A entrevista apresenta-se, ainda, como outra possibilidade de avaliação do autoconceito, obtendo de forma imediata as respostas dos indivíduos, o que permite a recolha de informação e simultaneamente o esclarecimento e orientação para novas informações. Como as respostas obtidas são do tipo "abertas", a cotação torna-se difícil assim como a interpretação de algumas respostas (Martins, 2005). É necessário ter em consideração que o indivíduo em estudo raramente está disposto a revelar o que pensa acerca de si próprio (Veiga, 1990). Deste facto, surgiu a necessidade por parte de alguns autores em recorrerem ao método indiferencial. Os defensores deste método pressupõem que o indivíduo está influenciado por mecanismos de defesa que não lhe permitem realizar uma descrição objetiva de si mesmo (Paiva, 2003, cit. por Martins, 2005). Este método recorre a observadores externos, que através da observação direta ou indireta, desejam obter uma reconstituição do conceito que o indivíduo tem de si próprio (Paiva, 2003, cit. por Martins, 2005).

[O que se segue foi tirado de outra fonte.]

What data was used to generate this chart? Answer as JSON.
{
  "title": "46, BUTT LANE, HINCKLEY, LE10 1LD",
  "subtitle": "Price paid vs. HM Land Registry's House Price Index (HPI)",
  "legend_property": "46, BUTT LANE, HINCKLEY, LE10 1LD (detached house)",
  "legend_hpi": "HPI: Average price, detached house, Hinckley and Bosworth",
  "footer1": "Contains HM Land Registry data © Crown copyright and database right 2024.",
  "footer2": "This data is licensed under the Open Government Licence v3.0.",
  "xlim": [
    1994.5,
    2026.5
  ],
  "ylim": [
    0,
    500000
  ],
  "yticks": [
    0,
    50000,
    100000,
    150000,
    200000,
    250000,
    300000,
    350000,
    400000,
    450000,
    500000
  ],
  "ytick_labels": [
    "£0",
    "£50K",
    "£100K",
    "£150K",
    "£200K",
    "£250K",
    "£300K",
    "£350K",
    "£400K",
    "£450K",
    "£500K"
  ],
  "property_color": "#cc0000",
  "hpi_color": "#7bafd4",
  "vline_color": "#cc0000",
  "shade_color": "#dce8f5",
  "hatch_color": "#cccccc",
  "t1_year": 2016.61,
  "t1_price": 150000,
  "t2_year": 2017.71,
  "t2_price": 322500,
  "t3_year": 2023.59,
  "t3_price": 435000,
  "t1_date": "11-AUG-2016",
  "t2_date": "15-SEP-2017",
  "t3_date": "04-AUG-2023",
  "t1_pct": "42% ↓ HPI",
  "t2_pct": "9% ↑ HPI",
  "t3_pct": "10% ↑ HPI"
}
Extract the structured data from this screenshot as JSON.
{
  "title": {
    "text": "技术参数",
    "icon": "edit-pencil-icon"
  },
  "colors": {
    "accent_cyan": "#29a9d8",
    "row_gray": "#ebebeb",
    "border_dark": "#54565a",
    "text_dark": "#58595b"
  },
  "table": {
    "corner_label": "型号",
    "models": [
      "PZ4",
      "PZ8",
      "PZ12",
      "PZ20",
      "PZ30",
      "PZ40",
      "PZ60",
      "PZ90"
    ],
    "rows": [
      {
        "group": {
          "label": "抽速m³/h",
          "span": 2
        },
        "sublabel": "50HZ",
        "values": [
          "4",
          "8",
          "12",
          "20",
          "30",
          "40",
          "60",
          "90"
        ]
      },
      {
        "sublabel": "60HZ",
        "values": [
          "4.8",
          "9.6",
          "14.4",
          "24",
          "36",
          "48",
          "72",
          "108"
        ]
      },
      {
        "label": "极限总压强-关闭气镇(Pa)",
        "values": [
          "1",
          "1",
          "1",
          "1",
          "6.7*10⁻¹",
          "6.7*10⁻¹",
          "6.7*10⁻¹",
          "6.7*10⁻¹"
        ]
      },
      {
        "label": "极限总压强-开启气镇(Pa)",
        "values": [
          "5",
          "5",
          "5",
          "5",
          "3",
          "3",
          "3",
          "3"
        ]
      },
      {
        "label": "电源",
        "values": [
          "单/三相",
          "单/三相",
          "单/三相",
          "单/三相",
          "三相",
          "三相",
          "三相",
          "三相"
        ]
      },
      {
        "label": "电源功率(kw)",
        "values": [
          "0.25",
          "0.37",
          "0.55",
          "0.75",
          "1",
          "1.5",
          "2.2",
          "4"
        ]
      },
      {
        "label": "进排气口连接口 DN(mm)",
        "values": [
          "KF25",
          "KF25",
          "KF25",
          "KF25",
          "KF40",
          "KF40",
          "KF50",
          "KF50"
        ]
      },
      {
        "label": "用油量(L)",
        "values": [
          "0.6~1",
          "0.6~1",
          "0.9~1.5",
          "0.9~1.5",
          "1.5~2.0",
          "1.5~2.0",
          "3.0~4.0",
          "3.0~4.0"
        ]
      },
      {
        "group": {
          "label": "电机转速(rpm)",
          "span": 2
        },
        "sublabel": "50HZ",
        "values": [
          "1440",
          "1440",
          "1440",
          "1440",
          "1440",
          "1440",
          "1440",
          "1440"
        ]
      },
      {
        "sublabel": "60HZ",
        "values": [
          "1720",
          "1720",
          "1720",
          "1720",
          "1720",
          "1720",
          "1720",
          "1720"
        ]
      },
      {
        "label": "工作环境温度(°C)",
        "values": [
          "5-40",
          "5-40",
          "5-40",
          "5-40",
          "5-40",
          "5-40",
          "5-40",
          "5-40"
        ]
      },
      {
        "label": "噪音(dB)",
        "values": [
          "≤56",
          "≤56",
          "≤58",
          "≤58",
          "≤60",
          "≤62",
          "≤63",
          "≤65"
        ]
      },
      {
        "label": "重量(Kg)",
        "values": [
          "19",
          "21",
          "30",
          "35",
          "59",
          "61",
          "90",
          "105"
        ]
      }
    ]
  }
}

Em síntese, o autoconceito é então uma auto teoria sobre o próprio, que de acordo com Epstein (1973) é o resultado das interações e das experiências que foi tendo ao longo da vida, facilitando a manutenção da autoestima pela organização das várias informações. Na perspetiva de Bergner e Holmes (2000), o autoconceito é caracterizado como um estado e não um traço, o qual permite à pessoa situar-se num universo delimitando o seu comportamento. A conceção que a pessoa tem de si irá determinar os seus comportamentos por se sentir ou não capaz, e/ou por sentir que de alguma forma esse comportamento vai violar o seu “Eu”. Como é referido por vários autores, o autoconceito desenvolve-se e modifica-se ao longo do tempo (Hattie, 1992; Manjarrez & Nava, 2002). Assim, na infância o autoconceito da criança tende a ser muito positivo, mas com o avançar deste período vão ocorrendo mudanças que ajustam as autorrepresentações tornando-as mais realistas e menos positivas (Harter, 1999), de tal forma que, no início da adolescência, o autoconceito do jovem está mais

empobrecido, aumentando novamente no final da adolescência e início da idade adulta (Marsh, 1989; Veiga, 1990).

A noção do individuo sobre o seu próprio desempenho é moldada pelo modo como os outros observam o individuo, sendo que, a comparação do comportamento do próprio com o dos pares e a avaliação de um comportamento especifico em função dos valores do grupo ou sociais (Serra, 1998) contribuem para a formação do autoconceito. Este deve ser avaliado de forma autocritica, permitindo a recolha de respostas livres. Por outro lado, e de forma a possibilitar uma categorização estandardizada, Veiga (1995) refere a observação como uma válida forma de recolha de informação, sendo complementada com a implementação de um questionário (Giglione & Matalon, 1992) permitindo a recolha rápida e comparação de grandes populações.